[comp.ai.philosophy] the role of reason

ld231782@longs.LANCE.ColoState.EDU (Lawrence Detweiler) (10/14/90)

loren@tristan.llnl.gov (Loren Petrich) in <69347@lll-winken.LLNL.GOV>:

>I wonder how much of our reasoning
>works by what might best be called "fuzzy logic" -- a logic in which
>predicates can not only have the values "true" or "false", but any
>value in between.

None of it, in my view, in the sense that probability will always be
only an approximation of reality.  Why use a model when you can have the
real thing?  In other words, instead of simulation, let's seek duplication.

What do we need to duplicate?  I maintain that thought is an emergent
property of a dynamic, chaotic system.  When you see it in the sea you
call it waves.  Where is the comforting order of "knowledge", "logic",
"reason", and "procedure" (etc. ad infinitum ad nauseum) in the
tumultuous stew of activity ripples in intertwined neurons?  Literally,
in our imagination.  These words are our feeble attempts to characterize
a dynamic system with static ideas.  We need new concepts, descriptions,
and models not for "fuzzyness" but for slippery chaos.  Neural networks
are more than simply a "good bet"; researchers tend to agree that the
biological versions of intelligence are not the best successful
implementations to date--they are the ONLY ones!  Hence, some bias
toward any approach that mimics our raison d'etre is not mere vanity!
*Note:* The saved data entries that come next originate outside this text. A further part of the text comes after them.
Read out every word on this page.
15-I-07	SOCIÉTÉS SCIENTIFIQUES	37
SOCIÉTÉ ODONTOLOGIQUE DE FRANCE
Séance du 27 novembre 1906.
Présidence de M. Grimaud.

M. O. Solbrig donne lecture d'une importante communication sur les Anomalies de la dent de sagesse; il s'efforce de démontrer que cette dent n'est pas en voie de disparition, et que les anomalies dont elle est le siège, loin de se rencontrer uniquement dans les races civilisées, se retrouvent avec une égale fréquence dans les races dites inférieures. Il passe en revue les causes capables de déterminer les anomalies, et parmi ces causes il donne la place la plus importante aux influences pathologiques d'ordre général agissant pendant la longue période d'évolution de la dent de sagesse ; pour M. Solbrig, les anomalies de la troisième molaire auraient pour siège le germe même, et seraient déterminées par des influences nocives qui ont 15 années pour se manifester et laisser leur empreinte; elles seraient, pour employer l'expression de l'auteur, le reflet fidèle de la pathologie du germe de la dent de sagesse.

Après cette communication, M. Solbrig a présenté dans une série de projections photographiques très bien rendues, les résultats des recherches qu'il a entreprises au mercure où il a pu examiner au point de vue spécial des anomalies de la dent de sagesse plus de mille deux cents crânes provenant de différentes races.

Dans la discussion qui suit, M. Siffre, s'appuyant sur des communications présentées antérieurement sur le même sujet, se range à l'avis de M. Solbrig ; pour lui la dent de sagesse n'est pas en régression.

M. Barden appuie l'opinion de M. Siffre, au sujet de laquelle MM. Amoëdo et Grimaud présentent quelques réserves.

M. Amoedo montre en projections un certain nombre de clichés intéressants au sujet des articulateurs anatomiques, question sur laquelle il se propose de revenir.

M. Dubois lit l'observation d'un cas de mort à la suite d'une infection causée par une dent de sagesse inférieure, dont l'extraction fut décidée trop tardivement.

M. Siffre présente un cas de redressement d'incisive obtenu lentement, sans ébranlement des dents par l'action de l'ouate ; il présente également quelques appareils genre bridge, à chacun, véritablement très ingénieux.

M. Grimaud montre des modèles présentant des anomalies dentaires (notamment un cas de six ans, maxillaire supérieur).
When I think of thinking, I think nothing of simplicity.  I think of the
brain, and then its 10^10 separate cells, each of which is directly
connected to 10^4 neighbors and indirectly to everyone in the system!  I
think how each one functions both independently and dependently at the
speed of flying molecules.  I think it would be rather ungrateful and
disloyal to the biology that carries my consciousness if I were to
characterize it as some ultimately simple system of "memories" and
"procedures" organized the way I find most pleasant and confirmatory of
my own arbitrary preconceptions.  It is as if I were to describe my best
friend as a computer!  Just because someone is my best friend, am I
qualified to categorize him?  Let him describe himself!
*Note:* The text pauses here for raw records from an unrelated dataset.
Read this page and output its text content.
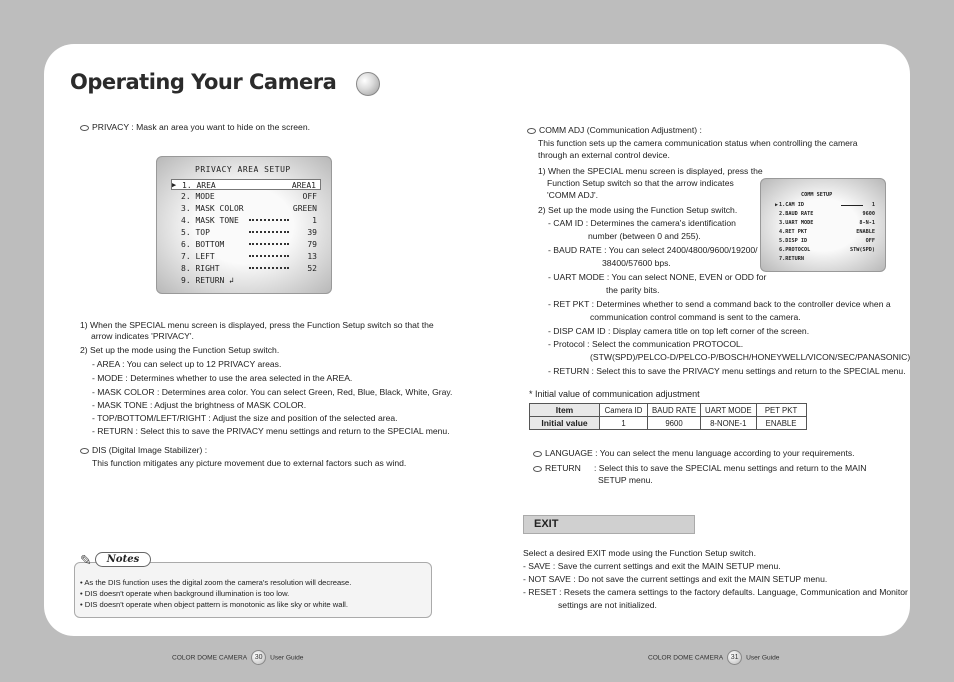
Operating Your Camera
PRIVACY : Mask an area you want to hide on the screen.
PRIVACY AREA SETUP
▶ 1. AREA	AREA1
2. MODE	OFF
3. MASK COLOR	GREEN
4. MASK TONE	1
5. TOP	39
6. BOTTOM	79
7. LEFT	13
8. RIGHT	52
9. RETURN ↲
1) When the SPECIAL menu screen is displayed, press the Function Setup switch so that the
arrow indicates 'PRIVACY'.
2) Set up the mode using the Function Setup switch.
- AREA : You can select up to 12 PRIVACY areas.
- MODE : Determines whether to use the area selected in the AREA.
- MASK COLOR : Determines area color. You can select Green, Red, Blue, Black, White, Gray.
- MASK TONE : Adjust the brightness of MASK COLOR.
- TOP/BOTTOM/LEFT/RIGHT : Adjust the size and position of the selected area.
- RETURN : Select this to save the PRIVACY menu settings and return to the SPECIAL menu.
DIS (Digital Image Stabilizer) :
This function mitigates any picture movement due to external factors such as wind.
✎	Notes
• As the DIS function uses the digital zoom the camera's resolution will decrease.
• DIS doesn't operate when background illumination is too low.
• DIS doesn't operate when object pattern is monotonic as like sky or white wall.
COLOR DOME CAMERA 30 User Guide
COMM ADJ (Communication Adjustment) :
This function sets up the camera communication status when controlling the camera
through an external control device.
1) When the SPECIAL menu screen is displayed, press the
Function Setup switch so that the arrow indicates
'COMM ADJ'.
2) Set up the mode using the Function Setup switch.
- CAM ID : Determines the camera's identification
number (between 0 and 255).
- BAUD RATE : You can select 2400/4800/9600/19200/
38400/57600 bps.
- UART MODE : You can select NONE, EVEN or ODD for
the parity bits.
- RET PKT : Determines whether to send a command back to the controller device when a
communication control command is sent to the camera.
- DISP CAM ID : Display camera title on top left corner of the screen.
- Protocol : Select the communication PROTOCOL.
(STW(SPD)/PELCO-D/PELCO-P/BOSCH/HONEYWELL/VICON/SEC/PANASONIC)
- RETURN : Select this to save the PRIVACY menu settings and return to the SPECIAL menu.
COMM SETUP
▶ 1.CAM ID	1
2.BAUD RATE	9600
3.UART MODE	8-N-1
4.RET PKT	ENABLE
5.DISP ID	OFF
6.PROTOCOL	STW(SPD)
7.RETURN
* Initial value of communication adjustment
Item	Camera ID	BAUD RATE	UART MODE	PET PKT
Initial value	1	9600	8-NONE-1	ENABLE
LANGUAGE : You can select the menu language according to your requirements.
RETURN : Select this to save the SPECIAL menu settings and return to the MAIN
SETUP menu.
EXIT
Select a desired EXIT mode using the Function Setup switch.
- SAVE : Save the current settings and exit the MAIN SETUP menu.
- NOT SAVE : Do not save the current settings and exit the MAIN SETUP menu.
- RESET : Resets the camera settings to the factory defaults. Language, Communication and Monitor
settings are not initialized.
COLOR DOME CAMERA 31 User Guide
smoliar@vaxa.isi.edu (Stephen Smoliar) in <15238@venera.isi.edu>:

>To try to reduce the matter to the brink of
>over-simplification, thinking is what we do with our minds as we interact
>with the world around us.  It is not necessarily rational according to many
> (most?) existing standards of rationality in logic (and perhaps
>epistemology, as well).  Indeed, even if we give up the logical position and
>pursue the course of philosophers who simply wish to account for explanatory
>laws, we are still liable to be frustrated.  The fact is that there are
>plenty of things which we do with our minds which are downright irrational,
>and that it one of the things which makes us human.

I agree with this without all the qualifiers.  The way we interact with
the world around us is not rational according to any existing symbolic
standards of logic.  These are rigid, static approximations of an
inherently dynamic entity.  Our "irrationality"--if this is to be taken
as thoughts, and their accompanying actions, that deviate from precise
predictions--is exactly what makes us human.

minsky@media-lab.MEDIA.MIT.EDU (Marvin Minsky) in
<3593@media-lab.MEDIA.MIT.EDU> on learning & behavior:

>some of the job is done by NNs.  And some of the job is done
>by compactly-describable procedural specifications.  Where is the
>"traditional, symbolic, AI in the brain"?  The answer seems to have
>escaped almost everyone on both sides of this great and spurious
>controversy!  The 'traditional AI' lies in the genetic specifications
>of those functional interconnections: the bus layout of the relations
>between the low-level networks.  A large, perhaps messy software is
>there before your eyes, hiding in the gross anatomy.

This appears to be a case of a hammerer seeing visions of nails. 
Personally, I see only wetware...and neural networks.